Na opinião de May-ek, a mobilização das famílias de desaparecidos é decisiva para a visibilidade do tema na América Latina, maior do que em outras partes do planeta.

São casos como o da família Muñoz, que teve oito de seus integrantes levados ao ser atacada por homens com uniforme da Polícia Federal mexicana durante uma festa, em 21 de junho de 2011.

Quase 11 anos depois, o episódio segue sem solução, mas a matriarca Emma, seu genro Albino e outros membros da família continuam tentando esclarecer os desaparecimentos.

"Não há uma resposta completa para a questão das valas clandestinas na América Latina, mas uma série de perguntas que precisam ser feitas em conjunto", resume Alejandra.

MÉXICO: QUASE 3.000 CORPOS, 2.000 VALAS

Um levantamento feito no México pelo coletivo de jornalistas A Dónde Van los Desaparecidos, publicado em 2018, revelou que 2.884 corpos foram localizados no país em 1.978 valas clandestinas, entre 2006 e 2016. Além disso, foram encontrados 324 crânios e 217 esqueletos — entre outros tipos de restos mortais, como fragmentos ósseos.

"Encontramos o caos.
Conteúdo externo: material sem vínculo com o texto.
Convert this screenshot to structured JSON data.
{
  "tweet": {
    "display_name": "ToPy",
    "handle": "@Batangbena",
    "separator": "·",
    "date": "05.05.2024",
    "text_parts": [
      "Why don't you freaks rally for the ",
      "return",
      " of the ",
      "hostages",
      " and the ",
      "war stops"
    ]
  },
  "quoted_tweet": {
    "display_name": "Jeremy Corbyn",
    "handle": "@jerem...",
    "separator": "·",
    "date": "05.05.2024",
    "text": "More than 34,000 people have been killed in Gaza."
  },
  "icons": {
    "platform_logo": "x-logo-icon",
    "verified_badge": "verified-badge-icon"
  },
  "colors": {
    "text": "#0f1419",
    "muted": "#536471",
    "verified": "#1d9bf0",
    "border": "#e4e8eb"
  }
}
Cada autoridade registrava as valas clandestinas de um jeito. Várias mentiam nas respostas. O mais difícil foi organizar todas essas informações", afirma Alejandra, que participou da reportagem.

Apenas na região conhecida como Colinas de Santa Fe, no município de Veracruz, foram achados 22.079 vestígios ósseos. Uma das valas encontradas no local abrigava até roupas de recém-nascidos, como calças, gorros e moletons.

Segundo Alejandra, 1.738 vítimas foram identificadas no período analisado pelo levantamento. Isso dá metade dos corpos, crânios e ossadas encontrados, mas o número total de vítimas pode ser maior, já que também foram achados diversos fragmentos de ossos.

Já no Brasil, de acordo com o levantamento do UOL, apenas 38% das vítimas achadas em valas clandestinas em São Paulo tiveram a identidade descoberta; no Rio, somente 16%.

Para Paula Napolião, pesquisadora do Cesec (Centro de Estudos de Segurança e Cidadania), a questão dos desaparecimentos é invisibilizada no Brasil hoje.

"A ausência de dados e de interlocução entre instituições que trabalham com o tema não permite sequer que tenhamos a dimensão do problema", afirma.

Paula entende como grave a ação limitada do estado em relação ao tema.

"É urgente que o poder público mobilize esforços para garantir o acesso a direitos a esses familiares", defende.

A maior parte dos identificados no México eram jovens pobres, com pouco acesso a estudo e oportunidades de trabalho, que viviam em áreas dominadas pelo crime. Algo parecido acontece no Brasil, onde as valas clandestinas identificadas pelo UOL ficam, sobretudo, em bairros da periferia de São Paulo e Rio de Janeiro.

"É o mesmo fenômeno e o mesmo perfil de vítima verificado no Brasil. Temos um sistema que está gerando mecanismos de descarte de pessoas em nossos países", resume ela.